The other thing that made my swim harder was my position in the pack. After the running start I started to pull slightly to the left to get a straight angle to the first turn buoy. At the time it seemed like a good idea but half way into the race I found myself still on that left side of the pack swimming with the beach on our right side. We had to stay within about 50m off the beach and swimming on the left side of the pack had me getting hit by all the incoming waves first. We were about a quarter into the race when I realized how bad my decision was and still swimming with the lead pack at that time I couldn’t just swim through them and place myself on the right side. Looking at my energy levels at that point into the race, letting myself fall back and swim around the pack wasn’t an option neither. And soon after I realized my mistake, I had to let go of the lead pack and found myself swimming on my own, getting hit by the waves anyway.

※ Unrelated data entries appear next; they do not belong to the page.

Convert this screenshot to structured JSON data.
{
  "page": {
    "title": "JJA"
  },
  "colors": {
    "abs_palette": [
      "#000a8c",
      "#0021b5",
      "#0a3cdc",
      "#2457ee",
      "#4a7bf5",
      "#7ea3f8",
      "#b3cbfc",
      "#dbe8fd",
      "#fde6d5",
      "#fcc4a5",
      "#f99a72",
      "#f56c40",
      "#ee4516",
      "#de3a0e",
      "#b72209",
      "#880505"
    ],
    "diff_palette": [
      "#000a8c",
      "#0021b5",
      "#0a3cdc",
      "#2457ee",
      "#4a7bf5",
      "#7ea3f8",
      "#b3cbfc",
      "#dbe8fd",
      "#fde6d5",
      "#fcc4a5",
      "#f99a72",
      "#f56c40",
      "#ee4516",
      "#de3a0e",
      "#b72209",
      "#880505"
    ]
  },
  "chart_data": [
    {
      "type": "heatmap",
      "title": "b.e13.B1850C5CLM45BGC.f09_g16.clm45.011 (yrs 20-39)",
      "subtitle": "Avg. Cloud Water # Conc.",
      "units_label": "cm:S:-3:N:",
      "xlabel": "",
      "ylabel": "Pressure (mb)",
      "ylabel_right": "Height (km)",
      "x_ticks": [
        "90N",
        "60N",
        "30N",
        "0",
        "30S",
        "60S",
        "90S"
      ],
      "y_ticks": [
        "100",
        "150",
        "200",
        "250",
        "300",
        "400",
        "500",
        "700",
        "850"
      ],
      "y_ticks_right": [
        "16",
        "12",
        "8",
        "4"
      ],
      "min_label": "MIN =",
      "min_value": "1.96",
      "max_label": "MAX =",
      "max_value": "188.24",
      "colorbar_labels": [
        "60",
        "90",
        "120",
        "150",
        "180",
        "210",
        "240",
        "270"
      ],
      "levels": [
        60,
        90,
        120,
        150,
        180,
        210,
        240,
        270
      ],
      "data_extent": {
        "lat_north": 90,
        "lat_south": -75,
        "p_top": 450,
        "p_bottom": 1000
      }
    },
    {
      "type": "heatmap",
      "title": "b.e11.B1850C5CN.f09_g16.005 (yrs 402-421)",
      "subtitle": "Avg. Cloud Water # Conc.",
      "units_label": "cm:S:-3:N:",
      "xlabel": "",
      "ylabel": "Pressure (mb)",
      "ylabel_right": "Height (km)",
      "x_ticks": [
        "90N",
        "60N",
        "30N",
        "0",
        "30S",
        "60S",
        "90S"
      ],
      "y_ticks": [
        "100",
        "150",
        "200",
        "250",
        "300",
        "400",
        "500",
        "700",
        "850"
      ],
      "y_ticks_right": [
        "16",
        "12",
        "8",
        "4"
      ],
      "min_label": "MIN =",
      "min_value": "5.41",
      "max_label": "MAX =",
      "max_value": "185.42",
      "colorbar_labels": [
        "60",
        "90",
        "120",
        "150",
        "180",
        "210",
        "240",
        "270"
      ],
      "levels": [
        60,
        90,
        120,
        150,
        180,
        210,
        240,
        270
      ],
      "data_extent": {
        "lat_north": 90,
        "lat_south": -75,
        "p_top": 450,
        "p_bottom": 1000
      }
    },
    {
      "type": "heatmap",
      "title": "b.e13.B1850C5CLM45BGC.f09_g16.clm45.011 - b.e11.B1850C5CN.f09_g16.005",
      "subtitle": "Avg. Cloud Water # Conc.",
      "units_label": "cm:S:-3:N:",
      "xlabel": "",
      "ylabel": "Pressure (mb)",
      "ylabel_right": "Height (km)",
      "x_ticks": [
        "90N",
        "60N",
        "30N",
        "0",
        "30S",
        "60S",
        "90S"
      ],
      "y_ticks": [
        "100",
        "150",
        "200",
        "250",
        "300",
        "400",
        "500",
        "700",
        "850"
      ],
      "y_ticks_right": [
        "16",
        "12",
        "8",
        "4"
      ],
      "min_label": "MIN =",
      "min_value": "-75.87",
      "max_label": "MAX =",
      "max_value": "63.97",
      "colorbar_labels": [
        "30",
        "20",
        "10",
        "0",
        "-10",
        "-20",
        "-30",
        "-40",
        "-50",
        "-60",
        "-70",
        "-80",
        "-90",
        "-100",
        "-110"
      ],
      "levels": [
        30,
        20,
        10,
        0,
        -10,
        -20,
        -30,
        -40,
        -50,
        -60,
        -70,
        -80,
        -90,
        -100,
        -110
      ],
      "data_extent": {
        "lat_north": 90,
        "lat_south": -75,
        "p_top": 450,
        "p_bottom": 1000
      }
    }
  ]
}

After coming out of his 10k race, Alex Mayer, a USA Open Water National  Team member who was training down in the Keys before the event, told me that we actually had pretty calm conditions that day. I had “complained/informed” him earlier after the mile race. This is a lesson for all the pool swimmers that participate in open water events. Don’t expect the water to be flat and rely on those big wave breaker lane lines…there is no such thing in the ocean!

ISHOF Fran Crippen SafeSwim 2011
Start of the 1 Mile race. © Jarret Streiner

After the 1 mile race, there was a 10k Pro race with some of the world’s finest Open Water athletes. Unbelievable but true, all of them found the power to stay around after their swim and offer some of their time to teach a clinic on Open Water swimming, free for anyone attending the 1 mile race earlier that Saturday. Melissa Gorman and Ky Hurst, both from Australia, as well as USA National Team Members (Open Water and/or pool) Christine Jennings, Alex Mayer, Andrew Gemmell, Chip Peterson, Chloe Sutton, Peter Vanderkaay and recently retired Aaron Peirsol just to name a few showed up with a smile and jumped back in the ocean with everyone for the clinic. I got partnered up with Melissa, who won the 10k race, and Christine, who got 2nd in the 10k race. Needless to say, I was able to pick the brains of two of the strongest open water athletes in the world right now and learned a lot during that hour. I will share some of the most important secrets for open water swimming that I learned about in an upcoming Aqua Note.

To finish, let me congratulate Maddy and Teresa Crippen and everyone else involved in this event. It was organized to perfection and an example on how to make open water a safe sport. I will be back next year and hopefully learn from my mistakes.